The Reagan administration, under heavy pressure from Congress, agreed yesterday to delay implementing its controversial plan to abolish automatic "in-step" pay increases for an estimated 1.4 million federal workers by linking their pay to job performance standards.
Donald J. Devine, director of the Office of Personnel Management, also agreed to postpone indefinitely a major change in personnel rules that would devalue seniority and give job performance more weight in federal layoffs. A regulation that, in effect, would have given OPM the power to define what is an "appropriate" bargaining issue for federal employe unions also will be withdrawn, Devine said.
Devine said the administration still endorses all three concepts, but agreed to pull back after Sen. Ted Stevens (R-Alaska), chairman of a Senate Governmental Affairs subcommittee, threatened to use budget legislation to block OPM's proposals. Rep. Steny H. Hoyer (D-Md.) had pushed similar action through a House committee Wednesday.
Faced with such strong opposition and several lawsuits filed by federal employe unions, the administration agreed instead to consider a merit pay reform bill introduced by three Virginia Republicans: Sens. Paul S. Trible Jr. and John W. Warner, and Rep. Frank Wolf.
The Virginians' bill would make a number of major changes in the government's current merit pay system, but it would not expand the performance pay requirement beyond its current level. Since October 1981, federal employes in management positions, GS grades 13 to 15, have been under a performance pay system.

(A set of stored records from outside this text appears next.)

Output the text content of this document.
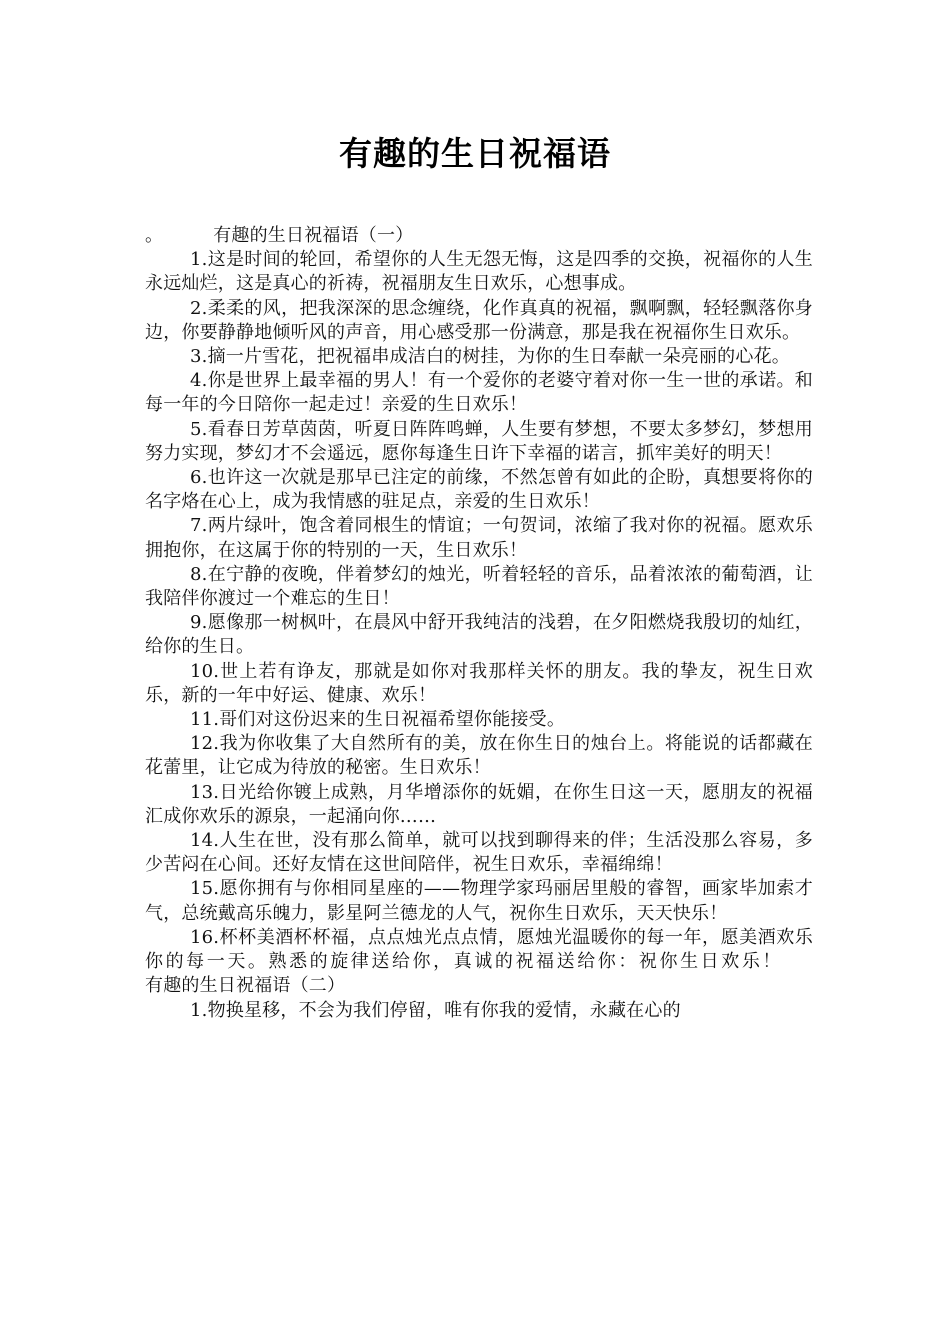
有趣的生日祝福语
。	有趣的生日祝福语（一）

1.这是时间的轮回，希望你的人生无怨无悔，这是四季的交换，祝福你的人生永远灿烂，这是真心的祈祷，祝福朋友生日欢乐，心想事成。

2.柔柔的风，把我深深的思念缠绕，化作真真的祝福，飘啊飘，轻轻飘落你身边，你要静静地倾听风的声音，用心感受那一份满意，那是我在祝福你生日欢乐。

3.摘一片雪花，把祝福串成洁白的树挂，为你的生日奉献一朵亮丽的心花。

4.你是世界上最幸福的男人！有一个爱你的老婆守着对你一生一世的承诺。和每一年的今日陪你一起走过！亲爱的生日欢乐！

5.看春日芳草茵茵，听夏日阵阵鸣蝉，人生要有梦想，不要太多梦幻，梦想用努力实现，梦幻才不会遥远，愿你每逢生日许下幸福的诺言，抓牢美好的明天！

6.也许这一次就是那早已注定的前缘，不然怎曾有如此的企盼，真想要将你的名字烙在心上，成为我情感的驻足点，亲爱的生日欢乐！

7.两片绿叶，饱含着同根生的情谊；一句贺词，浓缩了我对你的祝福。愿欢乐拥抱你，在这属于你的特别的一天，生日欢乐！

8.在宁静的夜晚，伴着梦幻的烛光，听着轻轻的音乐，品着浓浓的葡萄酒，让我陪伴你渡过一个难忘的生日！

9.愿像那一树枫叶，在晨风中舒开我纯洁的浅碧，在夕阳燃烧我殷切的灿红，给你的生日。

10.世上若有诤友，那就是如你对我那样关怀的朋友。我的挚友，祝生日欢乐，新的一年中好运、健康、欢乐！

11.哥们对这份迟来的生日祝福希望你能接受。

12.我为你收集了大自然所有的美，放在你生日的烛台上。将能说的话都藏在花蕾里，让它成为待放的秘密。生日欢乐！

13.日光给你镀上成熟，月华增添你的妩媚，在你生日这一天，愿朋友的祝福汇成你欢乐的源泉，一起涌向你……

14.人生在世，没有那么简单，就可以找到聊得来的伴；生活没那么容易，多少苦闷在心间。还好友情在这世间陪伴，祝生日欢乐，幸福绵绵！

15.愿你拥有与你相同星座的——物理学家玛丽居里般的睿智，画家毕加索才气，总统戴高乐魄力，影星阿兰德龙的人气，祝你生日欢乐，天天快乐！

16.杯杯美酒杯杯福，点点烛光点点情，愿烛光温暖你的每一年，愿美酒欢乐你的每一天。熟悉的旋律送给你，真诚的祝福送给你：祝你生日欢乐！有趣的生日祝福语（二）

1.物换星移，不会为我们停留，唯有你我的爱情，永藏在心的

Under OPM's proposal, which caused a furor among federal employe unions when it was announced in March, raises for all federal workers in grades 1 through 15 would have been tied to job performance ratings.
Employe groups claimed OPM's proposal would destroy the civil service system because it would give political appointees the final say on whether employes received raises. Administration officials claimed such fears were unfounded.
Devine told Stevens' subcommittee on Civil Service, Post Office and General Services yesterday that the administration still is "strongly committed" to requiring all government workers to obtain high performance ratings before they receive raises. But he indicated the administration is willing to negotiate what grades should be included in the new merit pay system.
Stevens, who suggested several compromises yesterday, said he believed grades 11 through 15 should be put under pay performance guidelines.
All employes in grades under GS 11 would continue to receive "in-step" increases, but everyone in the upper grades would have to receive a rating of "fully successful" or better from their bosses. Currently, employes automatically receive in-step increases if they receive an "acceptable level of competence" rating from supervisors, which has been considered a step below "fully successful." OPM had wanted to require all employes in grades 7 and above to obtain ratings of "exceeds fully successful" or "outstanding" to receive increases.
The bills being offered by Trible, Warner and, in the House, Wolf, would establish "lump sum performance awards" for employes who receive high marks from their supervisors.
Stevens endorsed that concept and also suggested major changes in two other proposals that OPM had announced. He recommended a simplified point system for determining federal layoffs.
While Devine contended the administration had not retreated on any of its proposals and still could implement them if a compromise failed, yesterday's action was seen as a major step in curbing the administration's plan.
Stevens, who called the deadlock between Congress and OPM over the proposals a "festering sore," warned Devine that OPM wouldn't "agree entirely with what we put on the president's desk."